The Dutch politics has made the promise during the presence of the two F-35s in the Netherlands that the residents of the cities near Leeuwarden Air Base and Volkel Air Base can experience the so-called perception flights. During these flights, the citizens could hear what the difference is between the F-16 and F-35 when it comes to the noise level of the new aircraft. Overall the experience was that there are only minor differences between the sound of the F-16 and F-35. This is evidenced by the results of the survey after the perception flights of the F-35. There was a lot of enthusiasm in the Netherlands to participate in this survey. The survey participants were well distributed over the area. The perception flights were flown over both airbases and its surroundings with both an F-16 and an F-35. At both airfields a take-off was made with full afterburner. Also standard circuits were flown around the airfields which are also used during the normal operational days.

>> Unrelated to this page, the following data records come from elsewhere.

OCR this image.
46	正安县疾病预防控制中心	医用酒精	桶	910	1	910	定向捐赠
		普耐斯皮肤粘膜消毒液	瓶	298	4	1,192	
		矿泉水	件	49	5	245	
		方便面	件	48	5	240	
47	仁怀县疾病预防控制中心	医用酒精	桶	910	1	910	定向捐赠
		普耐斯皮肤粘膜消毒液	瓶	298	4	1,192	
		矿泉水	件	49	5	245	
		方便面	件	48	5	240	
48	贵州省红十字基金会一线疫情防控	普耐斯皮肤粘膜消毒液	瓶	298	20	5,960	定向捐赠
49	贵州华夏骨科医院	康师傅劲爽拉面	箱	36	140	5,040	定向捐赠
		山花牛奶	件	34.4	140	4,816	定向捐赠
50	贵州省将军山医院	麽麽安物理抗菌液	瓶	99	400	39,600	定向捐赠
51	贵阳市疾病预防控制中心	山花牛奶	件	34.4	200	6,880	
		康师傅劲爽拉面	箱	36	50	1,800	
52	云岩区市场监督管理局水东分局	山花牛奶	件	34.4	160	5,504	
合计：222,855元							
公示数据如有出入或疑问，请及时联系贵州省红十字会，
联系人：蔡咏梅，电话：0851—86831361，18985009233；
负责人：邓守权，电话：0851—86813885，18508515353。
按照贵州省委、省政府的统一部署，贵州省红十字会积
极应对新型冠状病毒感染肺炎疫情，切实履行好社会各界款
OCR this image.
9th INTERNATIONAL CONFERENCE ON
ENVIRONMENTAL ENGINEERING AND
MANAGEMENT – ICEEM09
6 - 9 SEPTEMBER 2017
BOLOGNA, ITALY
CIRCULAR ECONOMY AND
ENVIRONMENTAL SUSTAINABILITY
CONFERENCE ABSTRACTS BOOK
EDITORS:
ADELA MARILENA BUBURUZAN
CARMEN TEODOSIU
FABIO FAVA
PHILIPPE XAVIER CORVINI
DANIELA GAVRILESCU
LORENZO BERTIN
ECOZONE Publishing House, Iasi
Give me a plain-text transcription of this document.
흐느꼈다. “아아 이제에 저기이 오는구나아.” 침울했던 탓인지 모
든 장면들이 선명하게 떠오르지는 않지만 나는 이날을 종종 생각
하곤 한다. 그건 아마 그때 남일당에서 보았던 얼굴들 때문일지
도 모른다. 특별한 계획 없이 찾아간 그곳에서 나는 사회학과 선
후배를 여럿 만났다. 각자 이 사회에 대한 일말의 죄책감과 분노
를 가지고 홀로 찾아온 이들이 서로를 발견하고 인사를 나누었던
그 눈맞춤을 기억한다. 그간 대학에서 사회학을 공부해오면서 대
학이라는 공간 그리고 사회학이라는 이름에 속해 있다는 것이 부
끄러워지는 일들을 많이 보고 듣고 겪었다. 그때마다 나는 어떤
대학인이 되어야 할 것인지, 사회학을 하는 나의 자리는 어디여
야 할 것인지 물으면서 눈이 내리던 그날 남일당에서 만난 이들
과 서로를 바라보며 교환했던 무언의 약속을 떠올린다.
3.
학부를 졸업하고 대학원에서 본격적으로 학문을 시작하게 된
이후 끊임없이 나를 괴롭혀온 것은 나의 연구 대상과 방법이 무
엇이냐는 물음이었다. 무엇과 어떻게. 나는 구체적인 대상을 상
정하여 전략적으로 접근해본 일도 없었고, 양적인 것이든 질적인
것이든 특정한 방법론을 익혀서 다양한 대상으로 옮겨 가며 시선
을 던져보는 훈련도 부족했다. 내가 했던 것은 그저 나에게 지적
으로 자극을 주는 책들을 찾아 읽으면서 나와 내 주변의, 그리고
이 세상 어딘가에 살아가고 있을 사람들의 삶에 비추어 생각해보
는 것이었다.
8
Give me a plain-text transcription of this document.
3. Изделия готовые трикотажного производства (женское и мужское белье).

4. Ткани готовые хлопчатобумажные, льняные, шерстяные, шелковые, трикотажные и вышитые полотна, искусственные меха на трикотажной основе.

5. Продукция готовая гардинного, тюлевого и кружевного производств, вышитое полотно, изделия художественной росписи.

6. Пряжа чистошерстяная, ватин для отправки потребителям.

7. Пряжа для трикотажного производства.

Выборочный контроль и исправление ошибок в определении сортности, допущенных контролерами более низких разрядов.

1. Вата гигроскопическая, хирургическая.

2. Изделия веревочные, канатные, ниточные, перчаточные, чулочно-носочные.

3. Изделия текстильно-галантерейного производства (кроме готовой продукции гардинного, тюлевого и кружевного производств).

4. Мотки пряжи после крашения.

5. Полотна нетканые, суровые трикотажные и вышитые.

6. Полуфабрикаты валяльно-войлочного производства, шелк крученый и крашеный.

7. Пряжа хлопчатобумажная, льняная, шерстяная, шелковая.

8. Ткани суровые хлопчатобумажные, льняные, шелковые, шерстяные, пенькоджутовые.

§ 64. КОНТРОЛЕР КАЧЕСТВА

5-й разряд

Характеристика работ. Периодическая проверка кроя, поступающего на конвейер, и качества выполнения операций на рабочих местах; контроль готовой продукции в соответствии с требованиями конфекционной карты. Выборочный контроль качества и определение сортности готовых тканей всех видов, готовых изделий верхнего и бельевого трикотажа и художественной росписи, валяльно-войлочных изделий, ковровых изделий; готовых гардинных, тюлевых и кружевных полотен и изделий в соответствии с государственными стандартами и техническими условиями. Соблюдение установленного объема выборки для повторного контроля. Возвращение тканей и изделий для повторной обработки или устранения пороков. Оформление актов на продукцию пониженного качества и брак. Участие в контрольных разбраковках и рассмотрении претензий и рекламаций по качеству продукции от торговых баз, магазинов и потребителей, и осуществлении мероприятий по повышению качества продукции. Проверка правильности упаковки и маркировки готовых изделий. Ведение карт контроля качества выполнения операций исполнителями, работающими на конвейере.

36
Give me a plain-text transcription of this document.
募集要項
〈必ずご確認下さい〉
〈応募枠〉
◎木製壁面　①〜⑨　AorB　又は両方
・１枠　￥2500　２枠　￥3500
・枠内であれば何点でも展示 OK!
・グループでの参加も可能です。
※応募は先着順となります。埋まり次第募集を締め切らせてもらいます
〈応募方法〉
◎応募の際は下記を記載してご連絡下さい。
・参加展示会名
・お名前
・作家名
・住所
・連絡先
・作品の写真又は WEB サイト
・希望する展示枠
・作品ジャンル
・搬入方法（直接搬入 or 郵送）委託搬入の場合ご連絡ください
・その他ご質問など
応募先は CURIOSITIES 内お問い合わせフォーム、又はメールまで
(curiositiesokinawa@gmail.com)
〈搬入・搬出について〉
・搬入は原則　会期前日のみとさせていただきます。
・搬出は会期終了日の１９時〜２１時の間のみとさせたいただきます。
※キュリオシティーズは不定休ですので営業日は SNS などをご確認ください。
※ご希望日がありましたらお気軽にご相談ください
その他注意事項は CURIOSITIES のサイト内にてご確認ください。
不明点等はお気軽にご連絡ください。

The F-35s flew over both airbases seven kinds of patterns in the afternoon and the same seven in the early evening. The Dutch Aerospace Center (Nederlandse Lucht- en Ruimtevaartcentrum, NLR) conducted a survey and various noise measurements during the flights. The data presentation of the results of the afternoon flight was presented to the members of the Committee of Consultation and Information Environment (Commissie van Overleg en Voorlichting Milieuhygiƫne, COVM) and the media. In the COVM were also people represented who are living near the airfields. That local residents experienced only minor differences, is supported by the noise measurements in the nine settlements. It was a maximum difference of about 3 decibels. The experiences in the area were so far a very positive result for the Air Force.